Мария со своей стороны только и ждала удобного случая бежать. С замком Лохливен связана еще одна из окружавших ее тайн, которой суждено навсегда оказаться неразгаданной. Мария попала туда, будучи беременной от Босуэла, – и в заключении родила. Далее – полный мрак. Неизвестно, случились ли в роды в срок или были преждевременными. Неизвестно, кто родился, мальчик или девочка. Неизвестно, остался ли ребенок жив или умер. У самой Марии были достаточно веские основания обходить этот скользкий вопрос: родись ребенок в срок, по датам было бы ясно, что он от Босуэла – и зачат в те времена, когда они еще не обвенчались. Согласно официальному сообщению, составленному секретарем Марии при ее личном участии, преждевременно родились два мертвых близнеца – но точных данных от третьих лиц нет. Имела хождение и версия, по которой Мария родила в срок здоровую девочку, которую тайно увезли во Францию и постригли в монахини – а в монастыре она и умерла, не зная ничего о своем происхождении. Но выглядит она крайне недостоверной. В общем, «истина где-то там»…

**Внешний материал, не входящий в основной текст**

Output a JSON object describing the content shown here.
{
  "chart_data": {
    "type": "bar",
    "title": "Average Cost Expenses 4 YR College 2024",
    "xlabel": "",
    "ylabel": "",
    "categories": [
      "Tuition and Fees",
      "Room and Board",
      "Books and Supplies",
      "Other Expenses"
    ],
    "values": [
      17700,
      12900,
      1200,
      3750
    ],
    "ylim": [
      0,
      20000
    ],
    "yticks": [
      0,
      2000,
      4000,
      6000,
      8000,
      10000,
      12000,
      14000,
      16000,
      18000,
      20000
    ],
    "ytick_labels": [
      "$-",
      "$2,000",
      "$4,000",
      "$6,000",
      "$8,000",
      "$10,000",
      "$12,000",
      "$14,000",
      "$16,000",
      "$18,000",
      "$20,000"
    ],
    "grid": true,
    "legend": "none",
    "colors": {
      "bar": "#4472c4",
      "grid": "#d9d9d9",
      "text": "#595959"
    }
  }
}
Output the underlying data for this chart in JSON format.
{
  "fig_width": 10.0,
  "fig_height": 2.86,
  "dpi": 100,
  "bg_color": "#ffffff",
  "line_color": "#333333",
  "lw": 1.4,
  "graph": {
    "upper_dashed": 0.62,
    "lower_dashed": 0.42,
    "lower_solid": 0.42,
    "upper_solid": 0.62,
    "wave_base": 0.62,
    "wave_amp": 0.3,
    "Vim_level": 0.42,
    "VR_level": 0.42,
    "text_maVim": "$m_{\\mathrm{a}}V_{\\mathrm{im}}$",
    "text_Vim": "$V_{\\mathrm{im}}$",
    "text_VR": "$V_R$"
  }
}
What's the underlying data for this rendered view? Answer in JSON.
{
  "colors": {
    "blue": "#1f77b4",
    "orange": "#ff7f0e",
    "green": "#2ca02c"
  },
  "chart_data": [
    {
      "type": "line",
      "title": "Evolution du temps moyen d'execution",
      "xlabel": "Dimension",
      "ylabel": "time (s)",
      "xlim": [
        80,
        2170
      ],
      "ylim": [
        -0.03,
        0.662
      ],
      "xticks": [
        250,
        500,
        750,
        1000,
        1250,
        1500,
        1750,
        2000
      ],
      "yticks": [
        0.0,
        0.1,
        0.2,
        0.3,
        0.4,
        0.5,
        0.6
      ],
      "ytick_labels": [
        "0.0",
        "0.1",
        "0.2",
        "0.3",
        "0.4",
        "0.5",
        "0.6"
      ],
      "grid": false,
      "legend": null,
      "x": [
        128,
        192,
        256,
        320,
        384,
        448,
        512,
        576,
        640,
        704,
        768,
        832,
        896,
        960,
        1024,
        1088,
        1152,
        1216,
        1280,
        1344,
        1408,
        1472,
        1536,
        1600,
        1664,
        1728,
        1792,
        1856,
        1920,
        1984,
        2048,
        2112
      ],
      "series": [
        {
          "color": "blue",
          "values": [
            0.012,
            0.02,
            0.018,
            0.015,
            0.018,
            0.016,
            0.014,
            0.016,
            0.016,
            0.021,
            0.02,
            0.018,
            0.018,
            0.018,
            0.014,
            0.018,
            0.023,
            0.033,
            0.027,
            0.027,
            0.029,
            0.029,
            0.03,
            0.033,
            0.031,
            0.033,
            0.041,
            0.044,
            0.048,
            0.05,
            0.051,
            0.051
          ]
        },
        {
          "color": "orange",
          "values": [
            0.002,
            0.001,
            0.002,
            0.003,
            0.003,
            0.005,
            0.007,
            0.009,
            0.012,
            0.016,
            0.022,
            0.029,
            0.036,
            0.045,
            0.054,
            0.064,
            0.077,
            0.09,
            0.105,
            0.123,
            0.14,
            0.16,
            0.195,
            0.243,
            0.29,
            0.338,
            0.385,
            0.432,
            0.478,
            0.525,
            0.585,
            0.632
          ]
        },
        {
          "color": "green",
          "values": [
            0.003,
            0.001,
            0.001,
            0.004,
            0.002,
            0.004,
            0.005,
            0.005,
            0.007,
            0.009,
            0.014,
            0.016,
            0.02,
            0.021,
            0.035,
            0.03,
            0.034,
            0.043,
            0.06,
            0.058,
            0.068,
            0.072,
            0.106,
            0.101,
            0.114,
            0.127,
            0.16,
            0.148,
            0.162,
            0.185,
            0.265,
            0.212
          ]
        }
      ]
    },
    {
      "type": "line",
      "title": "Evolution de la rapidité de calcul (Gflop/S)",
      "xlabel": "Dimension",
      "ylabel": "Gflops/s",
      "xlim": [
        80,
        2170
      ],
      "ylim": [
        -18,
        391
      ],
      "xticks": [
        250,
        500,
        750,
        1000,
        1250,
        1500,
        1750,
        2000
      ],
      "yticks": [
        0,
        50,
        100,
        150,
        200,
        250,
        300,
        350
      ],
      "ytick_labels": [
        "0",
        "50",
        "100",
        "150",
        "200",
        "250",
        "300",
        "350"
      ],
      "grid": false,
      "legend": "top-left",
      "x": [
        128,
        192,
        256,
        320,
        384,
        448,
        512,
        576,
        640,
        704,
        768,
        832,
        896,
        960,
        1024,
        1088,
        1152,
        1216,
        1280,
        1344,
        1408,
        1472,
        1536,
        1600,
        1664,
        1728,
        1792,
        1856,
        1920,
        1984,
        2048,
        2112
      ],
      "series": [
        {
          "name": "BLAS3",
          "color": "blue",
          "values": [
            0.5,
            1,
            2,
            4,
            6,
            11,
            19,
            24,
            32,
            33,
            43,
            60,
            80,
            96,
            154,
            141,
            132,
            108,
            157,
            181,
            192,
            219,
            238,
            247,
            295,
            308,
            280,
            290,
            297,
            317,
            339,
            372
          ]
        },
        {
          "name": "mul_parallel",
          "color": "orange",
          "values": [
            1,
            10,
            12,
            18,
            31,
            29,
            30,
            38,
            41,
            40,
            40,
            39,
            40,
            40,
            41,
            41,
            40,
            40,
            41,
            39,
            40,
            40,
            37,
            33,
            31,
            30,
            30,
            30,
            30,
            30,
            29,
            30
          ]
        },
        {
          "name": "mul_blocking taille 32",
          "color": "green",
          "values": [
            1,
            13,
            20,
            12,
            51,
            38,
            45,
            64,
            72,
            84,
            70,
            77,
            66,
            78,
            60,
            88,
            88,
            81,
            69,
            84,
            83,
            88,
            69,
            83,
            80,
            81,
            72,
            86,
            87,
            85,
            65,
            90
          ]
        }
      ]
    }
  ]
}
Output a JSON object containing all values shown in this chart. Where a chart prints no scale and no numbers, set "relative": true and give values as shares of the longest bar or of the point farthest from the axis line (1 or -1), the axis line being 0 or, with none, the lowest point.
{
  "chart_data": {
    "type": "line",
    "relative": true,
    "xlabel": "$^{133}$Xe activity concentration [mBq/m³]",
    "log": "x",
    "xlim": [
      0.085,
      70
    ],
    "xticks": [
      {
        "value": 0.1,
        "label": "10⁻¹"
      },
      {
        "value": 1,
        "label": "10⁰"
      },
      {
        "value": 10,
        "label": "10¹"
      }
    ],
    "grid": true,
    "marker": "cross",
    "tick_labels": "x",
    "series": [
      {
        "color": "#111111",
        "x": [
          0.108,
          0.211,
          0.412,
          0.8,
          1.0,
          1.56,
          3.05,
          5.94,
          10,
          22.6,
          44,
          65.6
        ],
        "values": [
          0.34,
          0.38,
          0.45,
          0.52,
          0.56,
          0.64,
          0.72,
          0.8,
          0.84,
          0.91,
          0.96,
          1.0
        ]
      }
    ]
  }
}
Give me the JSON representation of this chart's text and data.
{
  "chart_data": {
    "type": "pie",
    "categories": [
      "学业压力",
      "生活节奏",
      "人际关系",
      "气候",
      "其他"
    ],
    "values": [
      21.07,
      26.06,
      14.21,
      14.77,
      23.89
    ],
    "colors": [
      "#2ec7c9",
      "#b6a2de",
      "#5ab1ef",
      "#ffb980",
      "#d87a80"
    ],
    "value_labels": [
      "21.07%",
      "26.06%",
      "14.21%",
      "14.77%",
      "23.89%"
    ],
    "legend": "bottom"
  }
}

Дальше вновь начинается приключенческий роман. В Марию, которой тогда было всего двадцать четыре года, влюбляется юный сын ее тюремщицы лорд Джеймс Дуглас, начавший готовить ее побег. В благодарность Мария обещала выйти за него замуж – и, как полагают некоторые биографы Марии, то ли особо циничные, то ли большие реалисты, стала его любовницей.
(Некоторые историки считают еще, что побег Марии готовил не один юный лорд, но и его матушка. Париж стоит мессы! Для леди Маргарет, как полагают, перспектива увидеть сына супругом шотландской королевы перевесила неприязнь к Марии.)
Как бы там ни было, первый побег сорвался. Переодетую в платье простолюдинки Марию, прикрыв голову и лицо покрывалом и выдав за прачку, попытались увезти на лодке. Однако один из гребцов решил позаигрывать с «прачкой» и попытался сорвать с нее покрывало. Мария схватилась за него, показав руки не прачки, а аристократки – узкие белые ладони, тонкие изящные пальчики… Гребцы повернули назад к замку, кое-что сообразив.